Perhaps fitting. Kernel compilation can be a real pain in the ass, especially if you forgot to do a make modules_install on a machine on a remote network, or forget that you have drivers that are outside the kernel tree, such as your NVidia graphics card drivers, that you need to compile as well.
Debian provides a framework for managing this. The kernel-package provides the capability to make a debian kernel-image package for you. Here's some basic instructions -- although I recommend you read the kernel-package docs too, as they are pretty good.
This will create a .deb for you, but before you do this you have to decide if you want to set a revision number or a version tag. The revision number is basically the version of this package. Use --revision N to set it. You should use revision 1 for the first kernel package you build for each version. When you update the package (perhaps to add in an option you forgot the first time) simply increment the revision and recompile.
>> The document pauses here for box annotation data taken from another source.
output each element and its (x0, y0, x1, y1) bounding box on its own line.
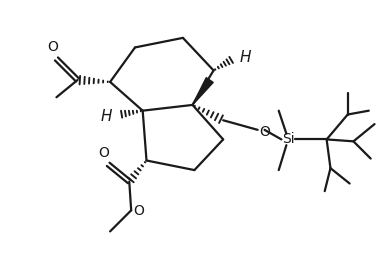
Text: O: O (98, 146, 109, 161)
Text: O: O (47, 40, 58, 54)
Text: Si: Si (282, 132, 295, 146)
Text: O: O (133, 204, 144, 218)
Text: H: H (239, 50, 251, 65)
Polygon shape (192, 78, 213, 105)
Text: H: H (100, 109, 112, 124)
Text: O: O (259, 125, 270, 139)
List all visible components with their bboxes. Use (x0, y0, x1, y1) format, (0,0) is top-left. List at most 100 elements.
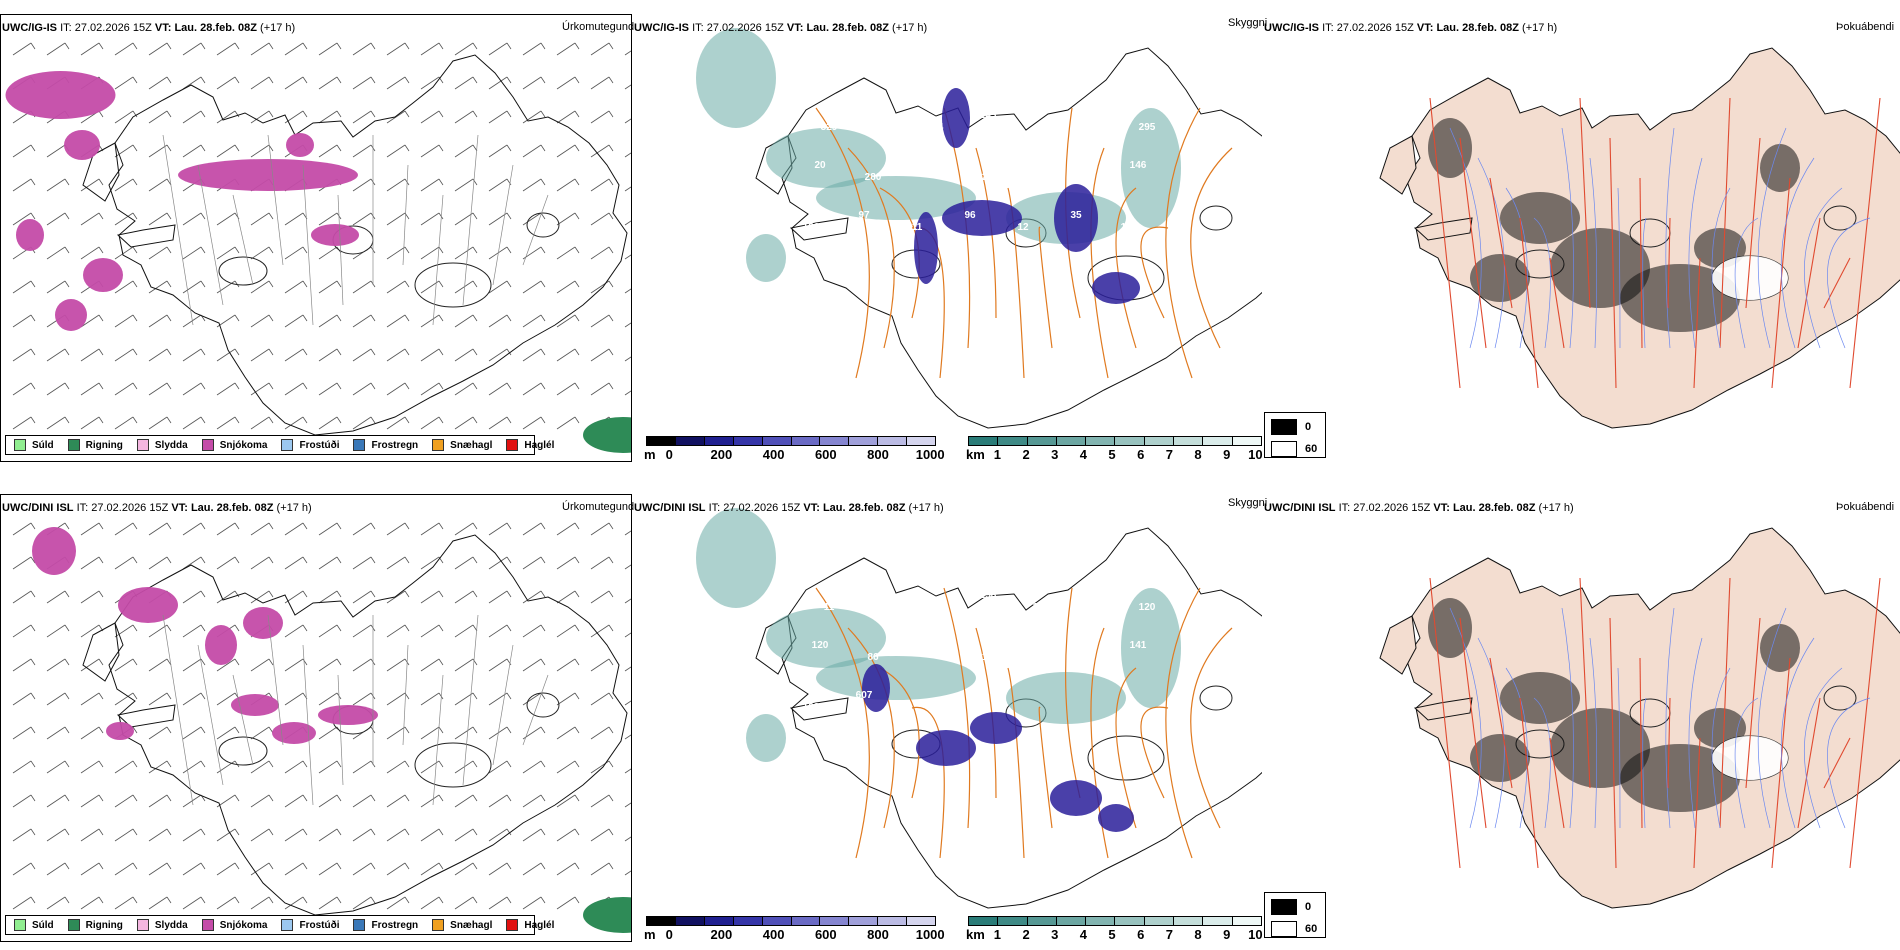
wind-barb (148, 348, 172, 362)
wind-barb (590, 760, 614, 774)
snow-area (178, 159, 358, 191)
wind-barb (556, 246, 580, 260)
scale-unit: km (966, 447, 985, 462)
scale-tick-label: 8 (1194, 927, 1202, 942)
wind-barb (454, 110, 478, 124)
road-line (1771, 657, 1791, 869)
wind-barb (454, 246, 478, 260)
wind-barb (284, 692, 308, 706)
wind-barb (114, 348, 138, 362)
scale-cell (907, 917, 936, 925)
wind-barb (488, 246, 512, 260)
scale-tick-label: 9 (1223, 927, 1231, 942)
wind-barb (556, 348, 580, 362)
wind-barb (352, 178, 376, 192)
low-visibility-area (746, 714, 786, 762)
scale-unit: m (644, 927, 656, 942)
low-cloud-area (942, 200, 1022, 236)
legend-item-frostúði: Frostúði (281, 919, 339, 931)
wind-barb (182, 522, 206, 536)
cloud-base-label: 295 (1024, 160, 1041, 171)
wind-barb (522, 692, 546, 706)
legend-item-frostúði: Frostúði (281, 439, 339, 451)
wind-barb (182, 76, 206, 90)
wind-barb (12, 416, 36, 430)
wind-barb (148, 760, 172, 774)
wind-barb (80, 522, 104, 536)
wind-barb (12, 760, 36, 774)
peninsula-outline (1379, 135, 1417, 195)
scale-cell (1174, 437, 1204, 445)
wind-barb (148, 382, 172, 396)
scale-cell (791, 437, 821, 445)
wind-barb (12, 726, 36, 740)
wind-barb (454, 416, 478, 430)
peninsula-outline (116, 224, 176, 248)
legend-swatch (432, 439, 445, 451)
scale-cell (647, 437, 676, 445)
scale-tick-label: 7 (1165, 927, 1173, 942)
wind-barb (12, 382, 36, 396)
cloud-base-label: 20 (814, 160, 826, 171)
legend-swatch (353, 919, 366, 931)
road-line (492, 164, 514, 286)
map-group (1379, 47, 1900, 429)
wind-barb (454, 178, 478, 192)
wind-barb (318, 212, 342, 226)
wind-barb (420, 896, 444, 910)
wind-barb (386, 280, 410, 294)
wind-barb (114, 794, 138, 808)
wind-barb (12, 144, 36, 158)
road-line (462, 134, 479, 306)
wind-barb (250, 144, 274, 158)
glacier-outline (1199, 205, 1233, 231)
wind-barb (454, 76, 478, 90)
wind-barb (386, 590, 410, 604)
cloud-title-row2: Skyggni (1228, 497, 1268, 509)
road-line (1165, 107, 1201, 379)
road-line (1719, 97, 1731, 349)
road-line (522, 194, 549, 266)
fog-panel-row2 (1262, 494, 1900, 942)
wind-barb (148, 726, 172, 740)
road-line (232, 194, 254, 286)
wind-barb (12, 896, 36, 910)
wind-barb (12, 348, 36, 362)
wind-barb (80, 862, 104, 876)
river-line (1449, 127, 1482, 349)
wind-barb (556, 280, 580, 294)
wind-barb (522, 280, 546, 294)
legend-item-snæhagl: Snæhagl (432, 439, 492, 451)
wind-barb (386, 556, 410, 570)
wind-barb (386, 178, 410, 192)
wind-barb (488, 144, 512, 158)
wind-barb (318, 862, 342, 876)
road-line (1823, 257, 1851, 309)
wind-barb (80, 556, 104, 570)
road-line (232, 674, 254, 766)
wind-barb (556, 110, 580, 124)
wind-barb (80, 212, 104, 226)
wind-barb (556, 794, 580, 808)
wind-barb (522, 416, 546, 430)
road-line (847, 627, 895, 829)
road-line (1609, 617, 1617, 869)
low-visibility-area (766, 128, 886, 188)
road-line (1459, 617, 1487, 829)
scale-cell (1056, 917, 1087, 925)
wind-barb (488, 726, 512, 740)
precip-map-row2 (12, 522, 631, 933)
scale-cell (1115, 437, 1145, 445)
river-line (1533, 217, 1551, 349)
scale-tick-label: 800 (867, 927, 889, 942)
wind-barb (624, 322, 631, 328)
wind-barb (46, 828, 70, 842)
cloud-base-label: 121 (971, 652, 988, 663)
wind-barb (46, 382, 70, 396)
cloud-base-label: 14 (1088, 110, 1100, 121)
wind-barb (590, 280, 614, 294)
wind-barb (386, 348, 410, 362)
wind-barb (284, 280, 308, 294)
wind-barb (250, 590, 274, 604)
wind-barb (420, 624, 444, 638)
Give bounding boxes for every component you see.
You can also set a version tag. This goes in the 'EXTRAVERSION' field of the kernel version. If you have installed a pre-packaged kernel for most distributions before, you'll have seen this. Eg: 2.4.18-bf24, one of debians install kernels, has the EXTRAVERSION tag of 'bf24'. More importantly, the extraversion is reported in 'uname -r' output, and is also used to locate the modules for the kernel (they reside in /lib/modules/`uname -r`/ ). If you change the EXTRAVERSION for every kernel you build, you dont run into problems with the module tree still existing, or wanting to be overridden.
For example, I use an EXTRAVERSION of "-smp" to indicate that this is an SMP kernel. If I build a UP kernel as an emergency kernel for the OS, I use "-up", and so on. If there are any extra patches I have applied to this kernel, for example the pre-emptive multitasking patch, I mention that: "-preempt". And so on. This basically means you can keep track of what features a kernel has, simply by checking its extraversion tag - or its .deb package name
Use the '--append-to-version' command in make-kpkg to set this: --append-to-version=-smp
Finally, to get make-kpkg to build this kernel you give it the target of 'kernel_image'. This creates a .deb with the kernel image, system map, config file for the kernel, and the kernel modules tree. When you install the .deb, if you set up your /etc/kernel-img.conf correctly it'll even configure your bootloader for you.
make-kpkg -revision=1 --append-to-version=-smp kernel_image
Another feature of make-kpkg is that it will build .debs for any module sources you have installed that are outside the kernel tree. The condition is that they must exist in /usr/src/modules - which is the case if a debian source package existed for them. One example of this is lm-sesnors.
The lm-sensors-source package contains the file /usr/src/lm-sensors.tar.gz. If this is untarred, it extracts into /usr/src/modules/lm-sensors/. If you specify the 'modules_image' target, it'll build the kernel modules out of all subfolders in /usr/src/modules and create .deb package for each tree (eg, lm-sensors in this case) built against the kernel you are configuring
If you are building kernel packages for your own private repository to use on more than one machine, or you have a single base configuration that you need to compile for multiple architectures or flavours of machine then you probably want to make use of the Debian kernel package architecture instead of using make-kpkg directly.